TVA's success in exceeding its job targets for economic development helped agency executives and employees get extra pay in each of the past couple of years through TVA's Winning Performance program.

Jack McElroy, editor for the Knoxville News Sentinel, said the newspaper is preparing a request to the Office of Government Information Services, a federal ombudsman for the Freedom of Information Act, to urge TVA to reconsider its denial of the requested information.

"We think it is premature to begin a court fight that would be wasteful to the News Sentinel and to TVA ratepayers," McElroy said. "We do believe that it is outrageous that a government agency would refuse to tell the public what special subsidies it is bestowing upon private businesses, especially given that these grants are among the tools that TVA executives use to achieve their personal bonus goals."

Incentives for five-year contracts

TVA adopted its Valley Investment Initiative in 2008 to offer price breaks for major industrial customers that agree to stay or expand in the valley and signed a five-year contract to buy power from TVA. The amount of the credit varies based upon the company's jobs, wages and power load. On its website, TVA says "most companies can expect a 15 to 30 percent savings annually over a five-year period."

TVA declined to give specific spending figures for the program, but Johnson said the rate discounts have averaged less than 1 percent of TVA's annual revenues, or about $100 million a year.

The utility adopted the rate discounts after it increased its base rates by more than 30 percent from 2005 to 2010 and it began to lose some of its industrial load, especially during the Great Recession.

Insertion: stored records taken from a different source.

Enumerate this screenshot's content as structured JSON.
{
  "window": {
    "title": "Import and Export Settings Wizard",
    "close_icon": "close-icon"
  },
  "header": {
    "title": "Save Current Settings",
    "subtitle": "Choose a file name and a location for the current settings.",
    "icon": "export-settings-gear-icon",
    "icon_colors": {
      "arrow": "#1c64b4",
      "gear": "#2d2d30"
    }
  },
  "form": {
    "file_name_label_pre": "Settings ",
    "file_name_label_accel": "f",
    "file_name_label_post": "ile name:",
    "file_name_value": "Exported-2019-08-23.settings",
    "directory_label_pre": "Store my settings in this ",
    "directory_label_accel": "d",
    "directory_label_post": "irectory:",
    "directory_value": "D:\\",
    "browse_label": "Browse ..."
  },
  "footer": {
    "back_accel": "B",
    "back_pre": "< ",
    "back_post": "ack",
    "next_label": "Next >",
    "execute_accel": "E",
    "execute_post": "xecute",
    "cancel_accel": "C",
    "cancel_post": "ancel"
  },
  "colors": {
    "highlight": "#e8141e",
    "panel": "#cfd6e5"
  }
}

"A lot of what we did [with the rate incentives offered through the Valley Investment Initiative] was retain what was here," Johnson said. "There was a competitive threat that they might leave unless the rates were cut."

The loss of industrial load, such as the shutdown of the U.S. Enrichment Corp., plant in West Paducah, Ky., last year, forces other customers to pay more to absorb the two-thirds of TVA overall costs that are fixed.

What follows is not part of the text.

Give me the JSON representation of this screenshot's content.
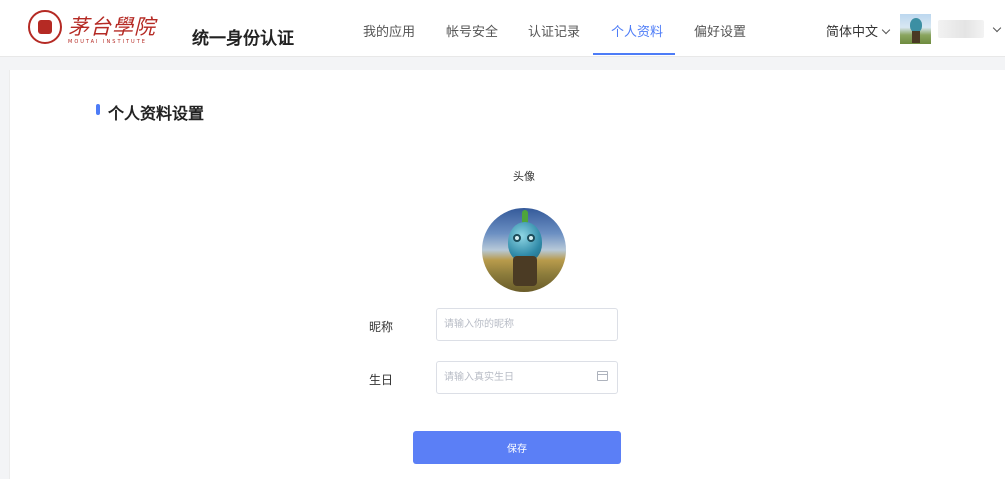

Industrial customers have welcomed the Valley Investment Initiative, which they say has helped TVA become more competitive with its prices.

"TVA rates are not as competitive as they once were or where we would like them to be, but TVA is doing better and moving in the right direction and this program [Valley Investment Initiative] has helped," said Peter Mathias, chairman of the Tennessee Valley Industrial Committee.

Rates not negotiated

Johnson said TVA does not negotiate rates with customers and tends to have less flexibility with its rates than do neighboring investor-owned utilities in the South that are regulated by state public service agencies.

"If you get into a situation where you have to build a lot more capacity and you increase the marginal costs of power, you have to think about this differently," Johnson said. "But that's not where we are."

Beyond its rate discounts, TVA and its power distributors also help local and state governments with technical assistance, loan programs and investments in economic development programs, including the "Can Do" economic development initiative by the Chattanooga Area Chamber of Commerce.

Less than $25 million a year is spent on TVA's staff and direct assistance programs, Johnson said.

TVA's cheapest power source -- the hydroelectric power generated from its 29 power-producing dams on the Tennessee River and its tributaries -- is allocated to residential customers under TVA's board policy and provisions of the TVA Act that call for TVA to use its federally funded dams to the benefit of the most consumers in the valley.

But even with the hydro preference allocated to residential electric users, TVA's industrial rates remain competitive and below the national average, Johnson said.

"The results of the past two years and what we're seeing already in fiscal 2015 for new investment and jobs, I think, verifies that we remain attractive and are competitive," Johnson said.